Regularity of two-phase free boundary minimizers in periodic media
Farhan Abedin, William M Feldman
TL;DR
This work develops a comprehensive regularity theory for two-phase free boundary minimizers in periodic media. By linking the original heterogeneous functional \\mathcal{J}(u,U) to its homogenized form \\mathcal{J}_0 and proving a one-step improvement of flatness for non-degenerate approximate minimizers, the authors derive a large-scale Lipschitz estimate and a Liouville property for entire minimizers.

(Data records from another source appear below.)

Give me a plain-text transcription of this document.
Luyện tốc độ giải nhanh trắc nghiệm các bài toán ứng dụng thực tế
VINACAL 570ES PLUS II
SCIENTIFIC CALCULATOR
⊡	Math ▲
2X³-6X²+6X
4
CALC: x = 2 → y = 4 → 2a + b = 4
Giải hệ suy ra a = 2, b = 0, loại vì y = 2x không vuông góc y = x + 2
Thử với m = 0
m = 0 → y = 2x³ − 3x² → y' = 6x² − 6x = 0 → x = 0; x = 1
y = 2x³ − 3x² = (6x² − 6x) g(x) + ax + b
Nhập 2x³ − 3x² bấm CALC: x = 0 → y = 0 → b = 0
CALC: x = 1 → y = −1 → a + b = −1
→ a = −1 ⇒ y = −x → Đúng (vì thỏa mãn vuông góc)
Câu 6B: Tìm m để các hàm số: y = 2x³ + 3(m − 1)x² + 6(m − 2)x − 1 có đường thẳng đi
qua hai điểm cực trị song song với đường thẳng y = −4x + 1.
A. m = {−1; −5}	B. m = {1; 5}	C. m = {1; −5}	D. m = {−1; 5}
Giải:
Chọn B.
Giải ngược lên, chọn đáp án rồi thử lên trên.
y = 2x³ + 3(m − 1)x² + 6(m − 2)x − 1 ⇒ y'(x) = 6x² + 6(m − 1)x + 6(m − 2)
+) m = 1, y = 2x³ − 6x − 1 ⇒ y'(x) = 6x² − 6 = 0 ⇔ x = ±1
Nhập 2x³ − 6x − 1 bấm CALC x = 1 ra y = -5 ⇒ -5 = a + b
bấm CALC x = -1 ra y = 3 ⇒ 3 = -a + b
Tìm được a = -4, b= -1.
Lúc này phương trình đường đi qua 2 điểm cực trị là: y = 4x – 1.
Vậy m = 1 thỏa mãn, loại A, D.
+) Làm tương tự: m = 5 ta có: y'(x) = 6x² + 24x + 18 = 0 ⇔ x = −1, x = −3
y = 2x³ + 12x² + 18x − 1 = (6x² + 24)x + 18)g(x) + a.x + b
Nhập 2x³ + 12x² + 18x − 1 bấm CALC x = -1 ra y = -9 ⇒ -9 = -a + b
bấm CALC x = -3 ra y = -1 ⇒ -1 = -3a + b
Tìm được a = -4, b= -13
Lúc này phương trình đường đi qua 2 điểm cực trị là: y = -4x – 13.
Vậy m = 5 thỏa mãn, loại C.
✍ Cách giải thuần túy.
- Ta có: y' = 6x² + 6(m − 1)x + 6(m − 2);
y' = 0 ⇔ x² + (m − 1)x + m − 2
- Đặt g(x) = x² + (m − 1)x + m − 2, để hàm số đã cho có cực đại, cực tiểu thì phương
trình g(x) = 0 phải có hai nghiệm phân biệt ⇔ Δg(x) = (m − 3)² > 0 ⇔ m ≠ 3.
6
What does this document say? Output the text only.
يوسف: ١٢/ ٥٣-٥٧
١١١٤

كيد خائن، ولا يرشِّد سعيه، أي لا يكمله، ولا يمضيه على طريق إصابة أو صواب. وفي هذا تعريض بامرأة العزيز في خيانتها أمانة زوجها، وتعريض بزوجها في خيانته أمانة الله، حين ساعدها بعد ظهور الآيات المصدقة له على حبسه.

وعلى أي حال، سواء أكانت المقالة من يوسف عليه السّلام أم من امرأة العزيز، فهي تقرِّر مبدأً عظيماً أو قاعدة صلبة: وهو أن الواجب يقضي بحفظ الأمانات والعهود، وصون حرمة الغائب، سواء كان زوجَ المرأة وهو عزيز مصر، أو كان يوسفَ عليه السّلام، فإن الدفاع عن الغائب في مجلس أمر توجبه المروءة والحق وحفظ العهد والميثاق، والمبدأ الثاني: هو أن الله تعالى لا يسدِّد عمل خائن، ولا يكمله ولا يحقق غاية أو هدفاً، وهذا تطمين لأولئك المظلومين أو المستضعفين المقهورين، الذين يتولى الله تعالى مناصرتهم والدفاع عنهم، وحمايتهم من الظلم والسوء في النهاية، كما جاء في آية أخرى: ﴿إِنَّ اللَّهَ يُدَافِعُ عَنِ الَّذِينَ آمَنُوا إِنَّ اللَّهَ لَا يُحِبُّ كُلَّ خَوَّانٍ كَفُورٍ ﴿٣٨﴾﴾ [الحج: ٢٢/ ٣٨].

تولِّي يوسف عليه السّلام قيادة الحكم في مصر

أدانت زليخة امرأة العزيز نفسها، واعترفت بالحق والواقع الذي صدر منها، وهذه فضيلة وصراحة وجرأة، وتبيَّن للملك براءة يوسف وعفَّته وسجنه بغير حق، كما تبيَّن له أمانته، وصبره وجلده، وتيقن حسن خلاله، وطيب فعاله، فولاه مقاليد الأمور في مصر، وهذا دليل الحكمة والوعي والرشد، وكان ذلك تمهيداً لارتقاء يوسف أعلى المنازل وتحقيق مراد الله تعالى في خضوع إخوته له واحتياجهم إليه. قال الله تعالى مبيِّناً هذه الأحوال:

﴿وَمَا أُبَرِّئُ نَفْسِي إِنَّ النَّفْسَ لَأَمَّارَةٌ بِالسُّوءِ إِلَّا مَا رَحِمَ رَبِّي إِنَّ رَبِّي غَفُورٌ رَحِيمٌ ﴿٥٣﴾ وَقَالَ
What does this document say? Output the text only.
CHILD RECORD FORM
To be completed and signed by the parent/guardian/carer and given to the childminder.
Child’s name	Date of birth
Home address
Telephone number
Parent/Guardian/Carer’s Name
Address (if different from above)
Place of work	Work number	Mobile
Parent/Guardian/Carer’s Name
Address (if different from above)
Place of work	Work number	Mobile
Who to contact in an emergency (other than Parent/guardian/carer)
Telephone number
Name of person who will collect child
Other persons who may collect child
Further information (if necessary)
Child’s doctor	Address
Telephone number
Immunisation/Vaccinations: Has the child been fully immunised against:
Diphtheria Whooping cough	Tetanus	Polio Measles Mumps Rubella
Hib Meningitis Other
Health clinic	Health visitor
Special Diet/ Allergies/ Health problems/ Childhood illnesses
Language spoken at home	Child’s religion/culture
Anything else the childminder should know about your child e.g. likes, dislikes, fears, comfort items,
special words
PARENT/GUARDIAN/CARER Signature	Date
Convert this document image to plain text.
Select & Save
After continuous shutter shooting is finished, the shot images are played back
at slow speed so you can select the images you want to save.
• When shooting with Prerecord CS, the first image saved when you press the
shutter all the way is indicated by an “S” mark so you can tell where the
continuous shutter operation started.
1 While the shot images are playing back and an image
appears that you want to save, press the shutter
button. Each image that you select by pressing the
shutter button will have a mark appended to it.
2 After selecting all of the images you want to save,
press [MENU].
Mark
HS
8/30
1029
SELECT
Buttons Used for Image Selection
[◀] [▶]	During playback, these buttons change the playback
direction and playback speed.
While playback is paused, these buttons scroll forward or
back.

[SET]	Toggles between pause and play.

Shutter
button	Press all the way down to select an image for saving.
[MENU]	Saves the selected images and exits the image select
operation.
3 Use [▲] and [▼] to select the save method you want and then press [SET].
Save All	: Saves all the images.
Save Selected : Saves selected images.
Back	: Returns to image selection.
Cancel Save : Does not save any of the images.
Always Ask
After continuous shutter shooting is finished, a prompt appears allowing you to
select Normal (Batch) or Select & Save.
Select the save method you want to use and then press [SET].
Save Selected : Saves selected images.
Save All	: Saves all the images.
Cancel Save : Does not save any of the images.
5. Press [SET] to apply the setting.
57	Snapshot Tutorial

The analysis combines approximate viscosity solutions, harmonic replacement techniques, and a quantitative homogenization framework (upscaling and downscaling) to obtain sharp energy and flatness control across scales, culminating in large-scale Lipschitz regularity and plane-like classifications. The results extend classical Alt-Caffarelli-Friedman-type regularity to periodic media, with significant implications for free boundary problems in heterogeneous environments and potential applications in materials science and fluid interfaces.
Abstract
We study the regularity of minimizers of a two-phase energy functional in periodic media. Our main result is a large scale Lipschitz estimate. We also establish improvement-of-flatness for non-degenerate minimizers, which is a key ingredient in the proof of the Lipschitz estimate. As a consequence, we obtain a Liouville property for entire non-degenerate minimizers.